Microbiome Uncertainties

The amount of research done on the human microbiome (and those of other creatures) has increased hugely over the last twenty years or so, and it seems that hardly a week goes by without some news item about how our microbial hangers-on affect some part of human physiology in health and disease. Overall, I think that it’s a good thing that we’re paying attention to this aspect of biology, because the the (very large) number of microorganisms that live in and on our bodies really do seem to have a number of effects that we hadn’t been aware of. Gut health, metabolism of foodstuffs and pharmaceuticals, and even entire signaling networks within the body are all tied in to these things, and we’re clearly not going to have anything like a complete idea of what’s going on in the human body without considering the parts that aren’t exactly human.
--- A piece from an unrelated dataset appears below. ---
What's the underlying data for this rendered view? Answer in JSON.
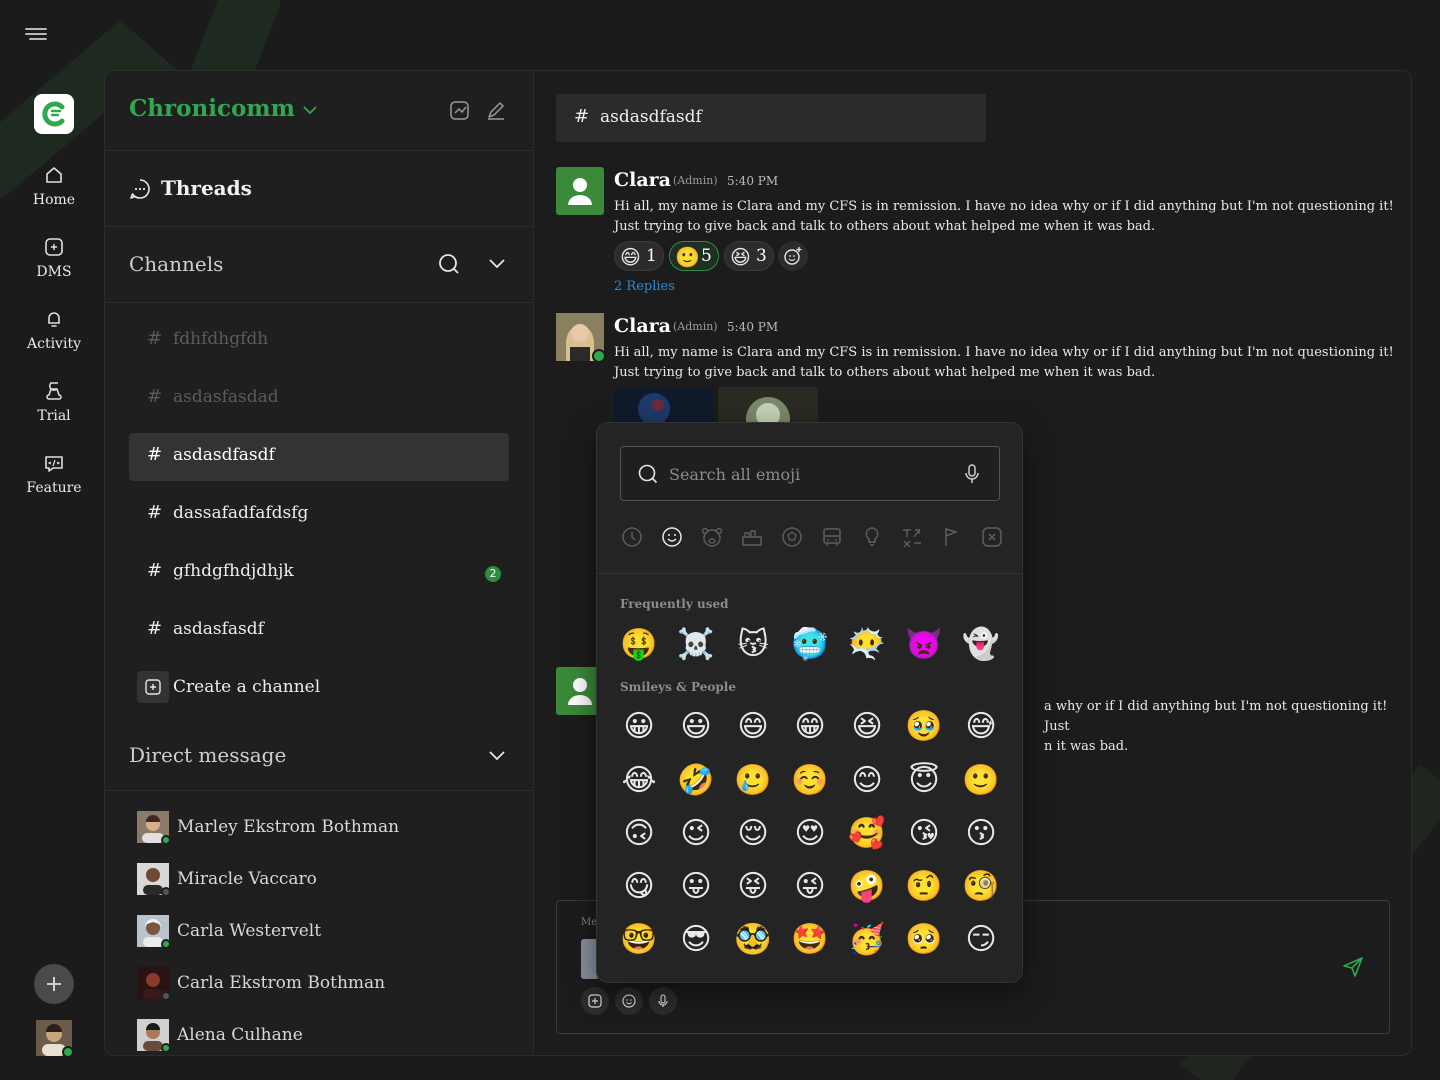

That said, it’s a hard field to work in. Microbial communities are quite variable and not always easy to characterize, and the different species affect each other as well as affecting the rest of the body. This new paper and this one point out yet another difficulty: getting accurate samples in the first place. The authors in both papers have tried all sorts of sample-handling variations, and it looks like they have had trouble finding any that don’t change the composition of the microbial samples themselves. Both papers investigated the two commercially available stool sample kits (OMNIgene and Zymo), and found that the latter was much more sensitive to temperature variations on storage. And both kits changed the absolute levels of various bacteria types: the OMNIgene-preserved samples had significantly higher amounts of Bacteroidetes species as compared to preservative-free controls, while the Zymo-preserved ones had significantly lower amounts. The second paper also finds that the method used for cell disruption can significantly affect the ribosomal RNA reads used to characterize the bacterial species as well.

The authors of the first paper suggest that researchers in the field should also be measuring total bacterial load in their samples and monitoring that for signs of variability in their sample handling and the second paper also suggests that people should standardize on a particular number of PCR cycles (25), because that can also change things. These effects, say the authors, can help explain the widely varying literature results in human microbiome studies. Let’s hope so! This field has suffered from a lot of failure-to-reproduce, and if ironing out these differences can help, then the sooner the better. But a pessimist might note that there have been such calls before! I’m sure that standards are higher than they were earlier in the field’s history, but there seems little doubt that they still have more room to improve. Can human microbiome papers really be compared under current conditions, and can overarching conclusions really be drawn by doing so? If not, how many more times will researchers have to be reminded about these problems?